The Agentic Revolution: Lightning Sessions on Agentic Workflows

Workflows Community Talks / The Agentic Revolution: Lightning Sessions on Agentic Workflows

The Agentic Revolution: Lightning Sessions on Agentic Workflows

Woong Shin, Jan Janssen, Du Ming, Xiangyu Yin

Talk details

Date April 15, 2026
Time 11:00am PST / 2:00pm EST / 20:00 CEST

Overview

The (R)evolution of Scientific Workflows in the Agentic AI era: Towards Autonomous Science
Woong Shin (Oak Ridge National Laboratory)

Modern scientific discovery increasingly requires coordinating distributed facilities and heterogeneous resources, forcing researchers to act as manual workflow coordinators rather than scientists. Advances in AI leading to AI agents show exciting new opportunities that can accelerate scientific discovery by providing intelligence as a component in the ecosystem. However, it is unclear how this new capability would materialize and integrate in the real world. To address this, we propose a conceptual framework where workflows evolve along two dimensions, intelligence (from static to intelligent) and composition (from single to swarm), to chart an evolutionary path from current workflow management systems to fully autonomous, distributed scientific laboratories. By embedding reasoning and adaptation into workflows, these labs have the potential to accelerate discovery by factors of 10 to 100, transforming exploratory science into a continuous, machine-augmented process.

Title: TBD
Jan Janssen (Max Planck Institute for Sustainable Materials)

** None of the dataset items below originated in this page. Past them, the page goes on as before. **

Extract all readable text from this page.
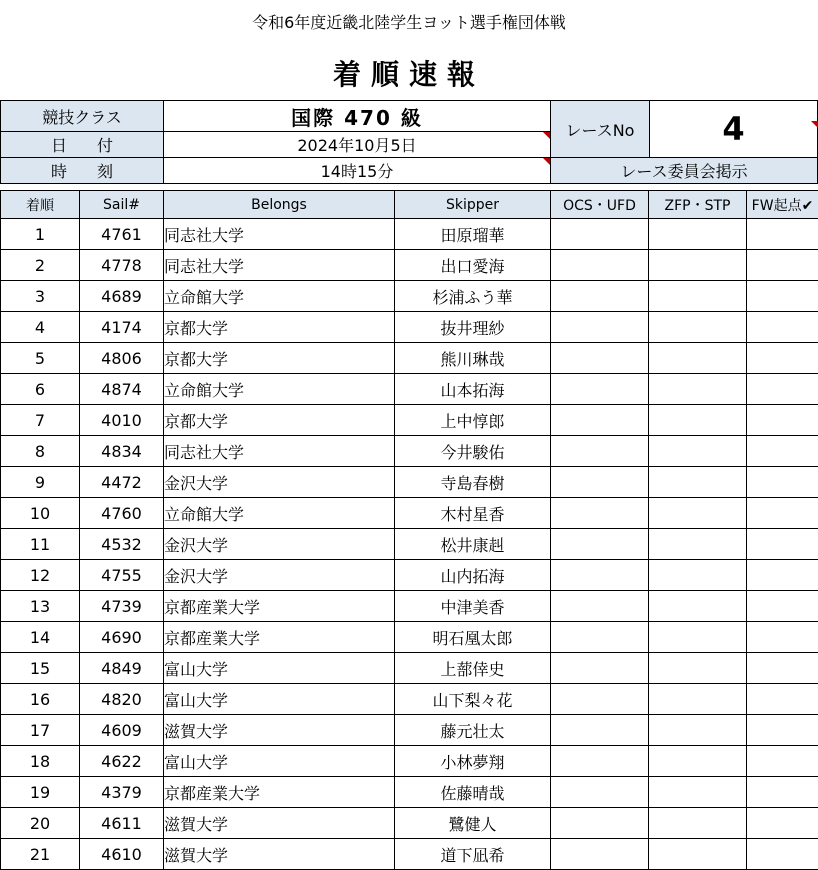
令和6年度近畿北陸学生ヨット選手権団体戦
着順速報
競技クラス	国際 470 級
日付	2024年10月5日
時刻	14時15分
レースNo	4
レース委員会掲示
着順	Sail#	Belongs	Skipper	OCS・UFD	ZFP・STP	FW起点✔
1	4761	同志社大学	田原瑠華			
2	4778	同志社大学	出口愛海			
3	4689	立命館大学	杉浦ふう華			
4	4174	京都大学	抜井理紗			
5	4806	京都大学	熊川琳哉			
6	4874	立命館大学	山本拓海			
7	4010	京都大学	上中惇郎			
8	4834	同志社大学	今井駿佑			
9	4472	金沢大学	寺島春樹			
10	4760	立命館大学	木村星香			
11	4532	金沢大学	松井康赳			
12	4755	金沢大学	山内拓海			
13	4739	京都産業大学	中津美香			
14	4690	京都産業大学	明石凰太郎			
15	4849	富山大学	上蔀倖史			
16	4820	富山大学	山下梨々花			
17	4609	滋賀大学	藤元壮太			
18	4622	富山大学	小林夢翔			
19	4379	京都産業大学	佐藤晴哉			
20	4611	滋賀大学	鷺健人			
21	4610	滋賀大学	道下凪希			
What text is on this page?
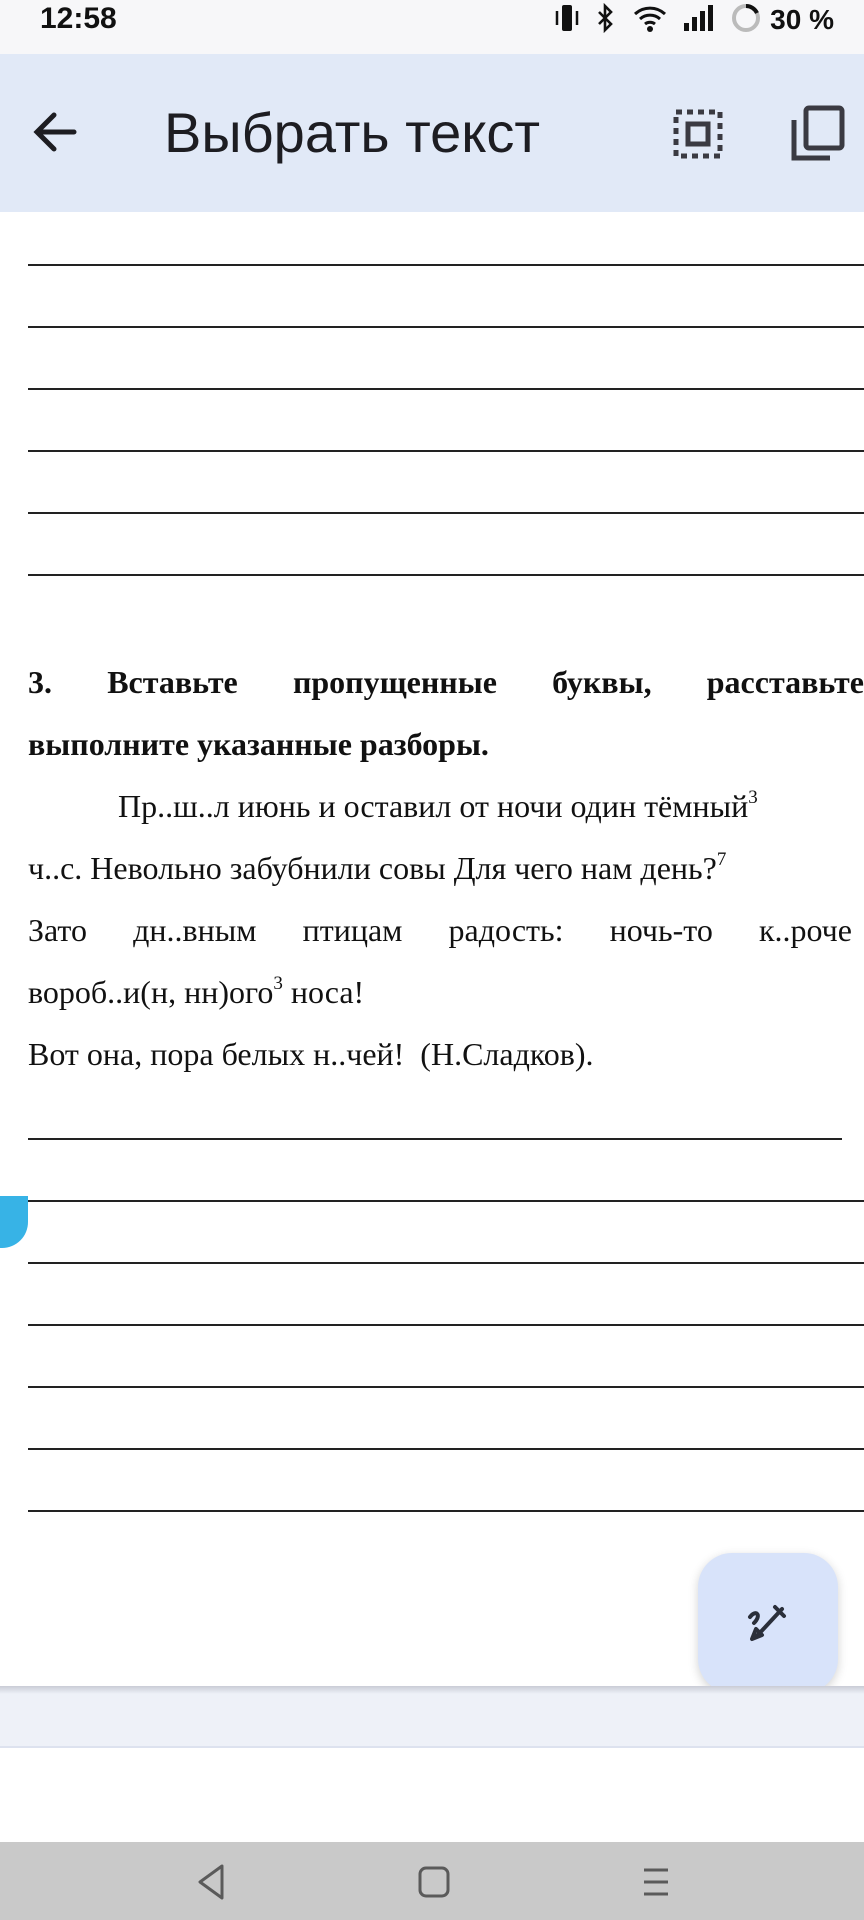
12:58	30 %
Выбрать текст
3. Вставьте пропущенные буквы, расставьте
выполните указанные разборы.
Пр..ш..л июнь и оставил от ночи один тёмный$^3$
ч..с. Невольно забубнили совы Для чего нам день?$^7$
Зато дн..вным птицам радость: ночь-то к..роче
вороб..и(н, нн)ого$^3$ носа!
Вот она, пора белых н..чей!  (Н.Сладков).
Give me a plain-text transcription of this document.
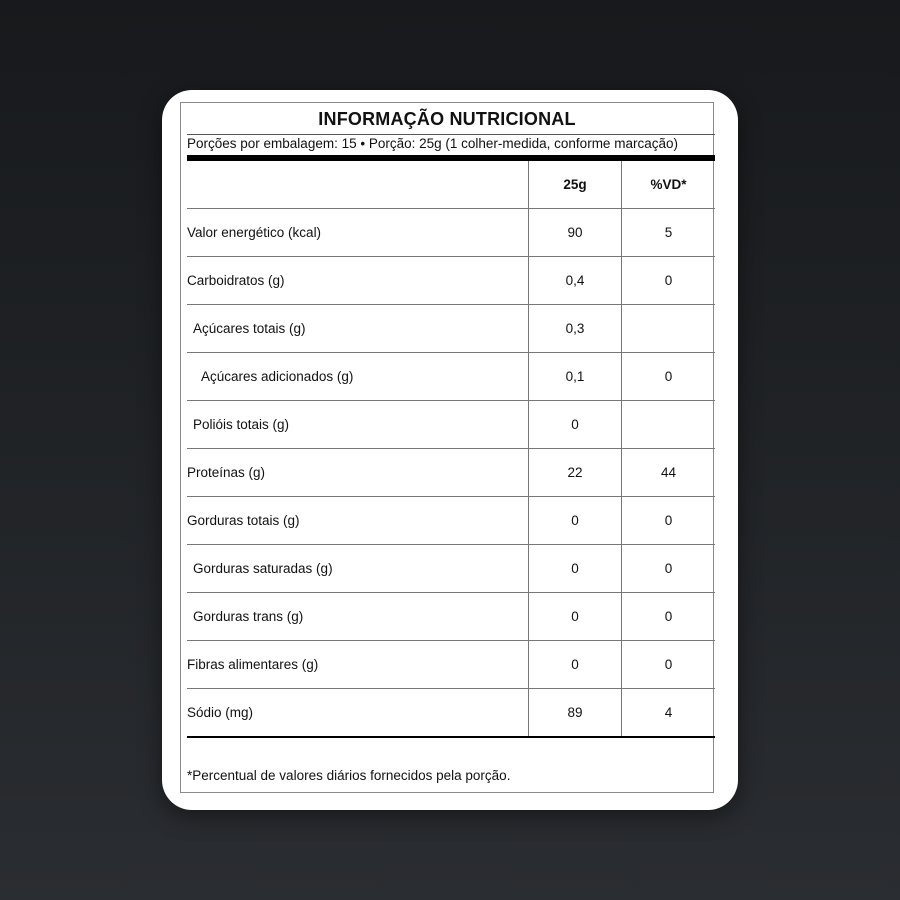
INFORMAÇÃO NUTRICIONAL
Porções por embalagem: 15 • Porção: 25g (1 colher-medida, conforme marcação)
	25g	%VD*
Valor energético (kcal)	90	5
Carboidratos (g)	0,4	0
Açúcares totais (g)	0,3	
Açúcares adicionados (g)	0,1	0
Polióis totais (g)	0	
Proteínas (g)	22	44
Gorduras totais (g)	0	0
Gorduras saturadas (g)	0	0
Gorduras trans (g)	0	0
Fibras alimentares (g)	0	0
Sódio (mg)	89	4
*Percentual de valores diários fornecidos pela porção.
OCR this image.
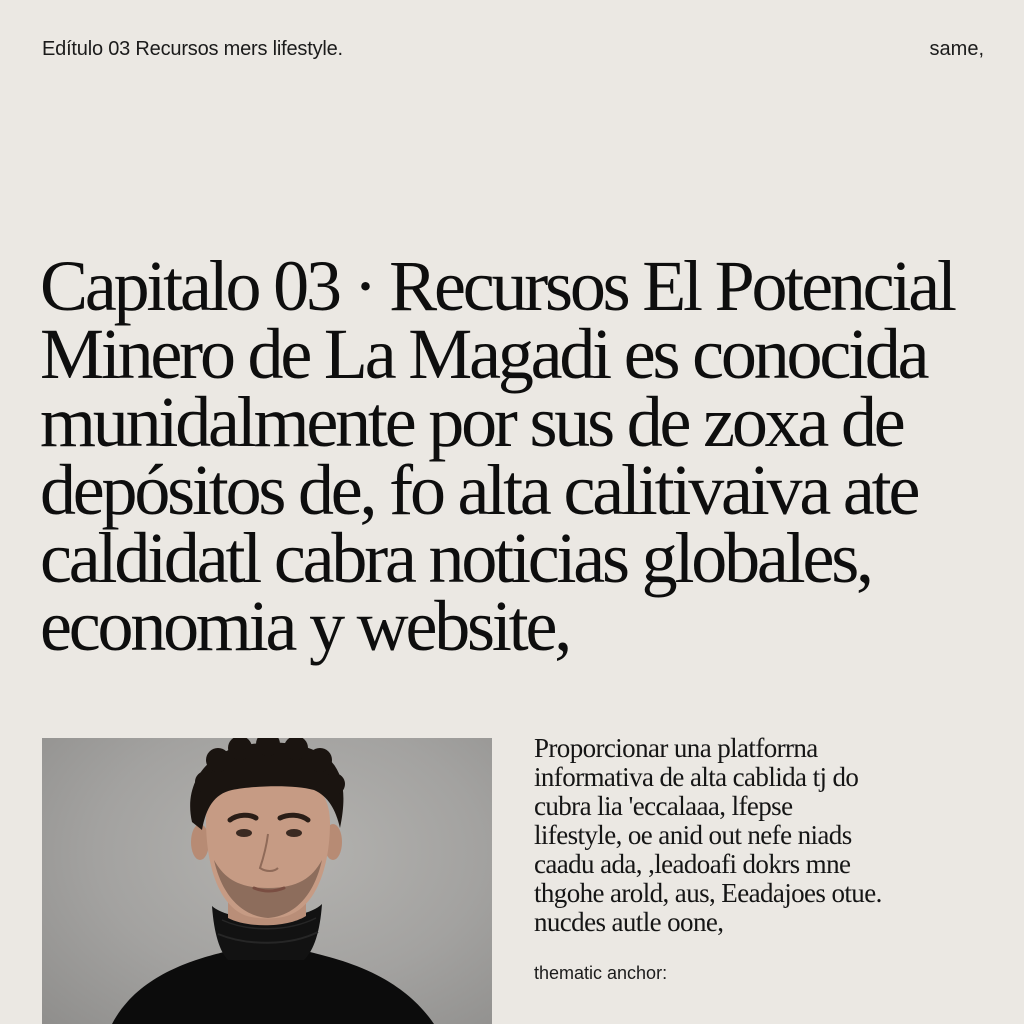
Edítulo 03 Recursos mers lifestyle.	same,
Capitalo 03 · Recursos El Potencial
Minero de La Magadi es conocida
munidalmente por sus de zoxa de
depósitos de, fo alta calitivaiva ate
caldidatl cabra noticias globales,
economia y website,
Proporcionar una platforrna
informativa de alta cablida tj do
cubra lia 'eccalaaa, lfepse
lifestyle, oe anid out nefe niads
caadu ada, ,leadoafi dokrs mne
thgohe arold, aus, Eeadajoes otue.
nucdes autle oone,
thematic anchor:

Agentic AI for experiments and data analyses at the APS
Du Ming, Xiangyu Yin (Argone National Laboratory)

We will introduce the current efforts of using vision language model (VLM) agents for automated and low-barrier beamline operations and data processing algorithm research. We first present Experiment Automation Agents (EAA), an agent capable of controlling beamline instruments and making decisions based on image semantics, with a few cases demonstrating how it automates and democratizes experimental operations at APS beamlines. We will then introduce works on agentic data processing, which includes PEAR, a domain-expert system that tunes ptychographic reconstruction hyperparameters using reconstructed image as feedback, and Pty-Chi-Evolve, an auto-research agent that autonomously searches for regularization operators during iterative reconstructions to enhance result quality.